3M Had Great Earnings, So Why Is the Stock Down?

Exxon reported a modest beat—important to look at the earnings stream, because the profits are big. Upstream earnings—that's exploration and production of oil and gas $5.47 billion—$1.46 billion more than same period last year—this is the first full quarter with XTO included.

Higher crude oil a big help, the downstream is refining oil—gasoline, jet fuel, etc....here refining margins improved so they also saw an increase in earnings, even chemicals were solid.

Look at the stock—Exxon a big underperformer this year, posting modest gain today

If you want to watch a successful international company perform well, watch 3M. They beat on top and bottom line—a key point is that sales were up 11% on:

1) New products—they are huge innovators introducing many new products each year, and are a big global acquirer (they recently bought a tape company and a fly fishing company!)

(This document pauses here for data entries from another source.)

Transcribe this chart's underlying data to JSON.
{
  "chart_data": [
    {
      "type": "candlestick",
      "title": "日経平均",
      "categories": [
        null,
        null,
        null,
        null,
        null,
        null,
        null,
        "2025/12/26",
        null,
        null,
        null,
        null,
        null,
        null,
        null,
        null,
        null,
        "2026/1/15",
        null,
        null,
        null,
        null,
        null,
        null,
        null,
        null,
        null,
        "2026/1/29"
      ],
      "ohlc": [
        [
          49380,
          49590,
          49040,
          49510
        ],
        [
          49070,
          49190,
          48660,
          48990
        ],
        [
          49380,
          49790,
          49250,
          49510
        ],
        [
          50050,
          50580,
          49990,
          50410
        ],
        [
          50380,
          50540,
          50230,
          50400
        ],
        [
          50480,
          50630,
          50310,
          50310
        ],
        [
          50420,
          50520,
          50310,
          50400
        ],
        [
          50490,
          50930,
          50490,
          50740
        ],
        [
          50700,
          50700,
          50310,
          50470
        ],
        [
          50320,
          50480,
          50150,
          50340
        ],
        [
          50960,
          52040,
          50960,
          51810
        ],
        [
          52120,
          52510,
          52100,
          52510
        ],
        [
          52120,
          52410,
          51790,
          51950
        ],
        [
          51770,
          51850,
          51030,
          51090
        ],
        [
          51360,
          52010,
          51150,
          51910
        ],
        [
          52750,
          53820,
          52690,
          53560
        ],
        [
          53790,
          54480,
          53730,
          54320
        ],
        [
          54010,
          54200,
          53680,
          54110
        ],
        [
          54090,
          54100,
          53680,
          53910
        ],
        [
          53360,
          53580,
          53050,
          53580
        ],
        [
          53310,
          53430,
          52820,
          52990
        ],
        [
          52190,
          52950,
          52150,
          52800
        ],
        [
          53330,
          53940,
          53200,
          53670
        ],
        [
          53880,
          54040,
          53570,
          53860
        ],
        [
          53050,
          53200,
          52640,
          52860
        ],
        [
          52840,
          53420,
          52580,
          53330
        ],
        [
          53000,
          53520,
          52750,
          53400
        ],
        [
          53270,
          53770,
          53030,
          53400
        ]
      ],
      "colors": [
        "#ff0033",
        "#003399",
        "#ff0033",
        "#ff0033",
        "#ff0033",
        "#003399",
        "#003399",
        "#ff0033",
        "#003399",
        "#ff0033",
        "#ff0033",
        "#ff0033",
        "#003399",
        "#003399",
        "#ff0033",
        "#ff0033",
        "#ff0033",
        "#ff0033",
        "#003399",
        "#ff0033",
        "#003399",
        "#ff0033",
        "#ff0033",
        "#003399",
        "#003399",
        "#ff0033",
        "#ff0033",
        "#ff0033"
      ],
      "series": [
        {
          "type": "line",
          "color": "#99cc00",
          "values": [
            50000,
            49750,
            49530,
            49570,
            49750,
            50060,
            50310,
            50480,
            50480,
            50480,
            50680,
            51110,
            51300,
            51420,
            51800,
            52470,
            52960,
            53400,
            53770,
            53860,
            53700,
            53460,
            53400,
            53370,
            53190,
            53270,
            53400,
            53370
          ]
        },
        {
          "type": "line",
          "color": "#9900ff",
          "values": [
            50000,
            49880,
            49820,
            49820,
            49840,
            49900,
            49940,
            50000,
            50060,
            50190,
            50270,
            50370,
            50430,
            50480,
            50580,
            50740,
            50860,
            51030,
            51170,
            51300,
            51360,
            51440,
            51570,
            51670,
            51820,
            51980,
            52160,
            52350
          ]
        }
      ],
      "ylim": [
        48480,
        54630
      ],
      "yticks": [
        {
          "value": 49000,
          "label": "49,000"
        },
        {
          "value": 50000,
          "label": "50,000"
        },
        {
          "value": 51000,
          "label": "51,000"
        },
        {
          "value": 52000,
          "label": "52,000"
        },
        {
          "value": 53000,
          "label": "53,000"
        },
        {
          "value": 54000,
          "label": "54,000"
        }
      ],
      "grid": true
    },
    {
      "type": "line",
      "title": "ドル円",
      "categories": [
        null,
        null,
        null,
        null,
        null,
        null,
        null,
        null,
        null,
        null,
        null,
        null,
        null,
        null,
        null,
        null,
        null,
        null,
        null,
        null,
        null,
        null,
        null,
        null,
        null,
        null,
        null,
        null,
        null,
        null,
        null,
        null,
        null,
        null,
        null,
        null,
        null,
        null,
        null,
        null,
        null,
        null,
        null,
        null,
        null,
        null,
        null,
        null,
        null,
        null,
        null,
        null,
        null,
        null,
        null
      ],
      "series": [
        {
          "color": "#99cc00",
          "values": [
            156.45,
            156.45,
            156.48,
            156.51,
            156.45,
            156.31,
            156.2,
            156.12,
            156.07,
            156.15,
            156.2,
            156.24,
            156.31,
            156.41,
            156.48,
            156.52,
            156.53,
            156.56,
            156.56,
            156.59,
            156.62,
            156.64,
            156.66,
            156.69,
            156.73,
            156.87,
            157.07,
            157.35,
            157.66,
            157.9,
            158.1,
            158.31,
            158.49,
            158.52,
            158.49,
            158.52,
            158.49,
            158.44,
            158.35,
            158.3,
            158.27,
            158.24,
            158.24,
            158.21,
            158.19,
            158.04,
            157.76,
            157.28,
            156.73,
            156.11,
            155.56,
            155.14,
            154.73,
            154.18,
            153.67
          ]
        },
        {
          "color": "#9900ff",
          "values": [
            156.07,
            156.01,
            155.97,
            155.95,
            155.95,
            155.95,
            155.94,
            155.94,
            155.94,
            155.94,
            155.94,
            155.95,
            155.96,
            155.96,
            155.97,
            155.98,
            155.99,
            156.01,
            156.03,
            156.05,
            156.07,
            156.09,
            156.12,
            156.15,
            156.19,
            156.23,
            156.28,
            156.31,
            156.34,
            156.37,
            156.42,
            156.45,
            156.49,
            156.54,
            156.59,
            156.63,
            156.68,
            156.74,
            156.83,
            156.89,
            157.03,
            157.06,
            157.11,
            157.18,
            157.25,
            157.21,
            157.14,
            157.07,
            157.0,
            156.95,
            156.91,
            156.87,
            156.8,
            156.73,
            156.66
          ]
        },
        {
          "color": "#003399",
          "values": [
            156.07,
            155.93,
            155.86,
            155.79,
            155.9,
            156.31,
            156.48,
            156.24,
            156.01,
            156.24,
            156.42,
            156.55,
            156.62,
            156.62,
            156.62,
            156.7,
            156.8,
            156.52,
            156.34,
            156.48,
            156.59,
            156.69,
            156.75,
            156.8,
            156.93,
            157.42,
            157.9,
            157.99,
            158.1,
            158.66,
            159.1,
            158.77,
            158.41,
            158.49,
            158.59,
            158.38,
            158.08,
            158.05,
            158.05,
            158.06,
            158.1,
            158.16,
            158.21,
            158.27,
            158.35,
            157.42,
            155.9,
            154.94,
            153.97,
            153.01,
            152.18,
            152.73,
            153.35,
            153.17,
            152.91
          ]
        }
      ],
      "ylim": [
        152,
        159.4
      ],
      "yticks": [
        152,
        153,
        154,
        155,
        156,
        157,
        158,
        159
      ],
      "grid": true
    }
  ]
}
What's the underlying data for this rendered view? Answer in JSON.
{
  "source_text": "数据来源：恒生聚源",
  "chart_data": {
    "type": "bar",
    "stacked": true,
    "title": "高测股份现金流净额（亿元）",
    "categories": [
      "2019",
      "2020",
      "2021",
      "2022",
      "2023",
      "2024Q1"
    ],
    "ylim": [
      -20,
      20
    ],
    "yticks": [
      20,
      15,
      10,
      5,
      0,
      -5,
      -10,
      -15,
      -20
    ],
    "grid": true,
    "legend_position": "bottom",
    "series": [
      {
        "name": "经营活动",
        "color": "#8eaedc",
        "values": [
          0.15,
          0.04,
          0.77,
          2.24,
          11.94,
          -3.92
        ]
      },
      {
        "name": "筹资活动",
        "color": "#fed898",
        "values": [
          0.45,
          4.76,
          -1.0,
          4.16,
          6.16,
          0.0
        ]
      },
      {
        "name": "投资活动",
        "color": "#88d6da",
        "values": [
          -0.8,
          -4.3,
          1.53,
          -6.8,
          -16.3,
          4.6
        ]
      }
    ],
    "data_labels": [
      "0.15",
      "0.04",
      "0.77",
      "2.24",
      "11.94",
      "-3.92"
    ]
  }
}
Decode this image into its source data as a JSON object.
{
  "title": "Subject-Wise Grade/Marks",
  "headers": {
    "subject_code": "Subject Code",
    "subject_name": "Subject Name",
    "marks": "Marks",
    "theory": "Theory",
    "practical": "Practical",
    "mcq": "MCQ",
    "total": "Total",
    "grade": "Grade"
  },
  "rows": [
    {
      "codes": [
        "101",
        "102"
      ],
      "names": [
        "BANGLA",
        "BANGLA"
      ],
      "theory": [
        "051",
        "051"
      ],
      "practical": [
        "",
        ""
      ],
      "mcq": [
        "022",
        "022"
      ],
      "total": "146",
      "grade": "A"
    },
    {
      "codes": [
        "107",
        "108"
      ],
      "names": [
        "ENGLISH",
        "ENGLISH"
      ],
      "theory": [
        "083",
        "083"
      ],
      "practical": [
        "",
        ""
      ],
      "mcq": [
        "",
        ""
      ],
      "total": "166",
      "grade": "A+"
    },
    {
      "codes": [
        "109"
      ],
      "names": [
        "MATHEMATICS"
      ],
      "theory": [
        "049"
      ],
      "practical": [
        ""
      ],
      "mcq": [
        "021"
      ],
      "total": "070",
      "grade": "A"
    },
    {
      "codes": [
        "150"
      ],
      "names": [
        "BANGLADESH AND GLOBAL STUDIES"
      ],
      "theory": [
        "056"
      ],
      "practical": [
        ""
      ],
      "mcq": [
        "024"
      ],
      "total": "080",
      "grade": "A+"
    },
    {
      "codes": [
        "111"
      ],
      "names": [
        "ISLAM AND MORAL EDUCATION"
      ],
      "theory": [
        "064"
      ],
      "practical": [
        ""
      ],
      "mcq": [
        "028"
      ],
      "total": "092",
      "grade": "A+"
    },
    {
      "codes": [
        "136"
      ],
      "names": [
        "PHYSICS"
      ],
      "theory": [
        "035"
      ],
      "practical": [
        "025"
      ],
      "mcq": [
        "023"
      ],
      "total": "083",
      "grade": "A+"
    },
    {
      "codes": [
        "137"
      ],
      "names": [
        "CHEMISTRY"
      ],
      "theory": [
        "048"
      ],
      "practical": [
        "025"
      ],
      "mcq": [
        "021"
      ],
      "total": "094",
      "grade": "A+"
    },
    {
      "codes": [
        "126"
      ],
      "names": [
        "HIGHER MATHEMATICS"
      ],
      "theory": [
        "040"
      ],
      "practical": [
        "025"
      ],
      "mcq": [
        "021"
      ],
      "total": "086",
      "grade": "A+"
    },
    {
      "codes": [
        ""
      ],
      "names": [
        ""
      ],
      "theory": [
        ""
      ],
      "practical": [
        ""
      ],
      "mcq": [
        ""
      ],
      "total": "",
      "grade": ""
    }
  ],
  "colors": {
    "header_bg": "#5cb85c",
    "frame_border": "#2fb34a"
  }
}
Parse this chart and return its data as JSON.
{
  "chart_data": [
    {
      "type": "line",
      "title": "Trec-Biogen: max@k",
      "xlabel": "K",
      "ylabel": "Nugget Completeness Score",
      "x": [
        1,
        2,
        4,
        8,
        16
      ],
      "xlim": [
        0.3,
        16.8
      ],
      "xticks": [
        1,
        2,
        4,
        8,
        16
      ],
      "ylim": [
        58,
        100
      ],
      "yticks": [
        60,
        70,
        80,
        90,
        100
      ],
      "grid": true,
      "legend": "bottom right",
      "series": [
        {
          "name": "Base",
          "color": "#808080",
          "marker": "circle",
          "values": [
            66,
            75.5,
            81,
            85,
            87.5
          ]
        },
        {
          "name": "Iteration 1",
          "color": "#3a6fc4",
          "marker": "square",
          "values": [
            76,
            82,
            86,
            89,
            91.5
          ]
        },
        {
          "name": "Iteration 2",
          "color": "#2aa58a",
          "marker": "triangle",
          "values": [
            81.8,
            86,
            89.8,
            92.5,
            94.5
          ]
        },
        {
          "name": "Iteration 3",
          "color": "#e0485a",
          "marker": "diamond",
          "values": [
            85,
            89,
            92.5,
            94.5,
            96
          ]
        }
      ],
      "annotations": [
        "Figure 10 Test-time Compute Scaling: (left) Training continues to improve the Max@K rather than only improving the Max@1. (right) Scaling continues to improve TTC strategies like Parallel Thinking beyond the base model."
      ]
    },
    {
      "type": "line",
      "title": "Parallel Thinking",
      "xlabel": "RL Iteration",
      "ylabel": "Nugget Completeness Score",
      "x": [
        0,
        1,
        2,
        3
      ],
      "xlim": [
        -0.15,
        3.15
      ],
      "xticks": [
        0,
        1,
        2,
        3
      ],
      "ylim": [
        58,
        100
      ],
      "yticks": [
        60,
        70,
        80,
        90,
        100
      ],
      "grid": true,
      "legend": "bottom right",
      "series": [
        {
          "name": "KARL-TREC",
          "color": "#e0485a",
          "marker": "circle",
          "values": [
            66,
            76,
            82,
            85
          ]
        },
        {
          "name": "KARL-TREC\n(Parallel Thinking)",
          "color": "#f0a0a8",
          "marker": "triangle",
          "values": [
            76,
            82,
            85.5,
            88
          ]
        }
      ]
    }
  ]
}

2) Automotive & electronics is a big growth area—they make tapes, adhesives and coatings for cars and boats and planes

3) Emerging market sales were up 25%. emerging markets are now 34% of sales—40 percent growth in India this year! 48 percent in Korea, 32 percent in Russia, 31 percent in the China/Hong Kong region and 25 percent in Brazil!

So why is the stock down 5 percent? Several reasons: 1) they beat, but the 2 cent beat was modest, 2) they lowered the high end of their guidance due to acquisitions, and 3) it may be time for a rest. "The lack of upside results is consistent with our thesis that 3M has had its early-cycle run, driven by its short-cycle mix in early-cycle markets," Citi wrote in a note to clients.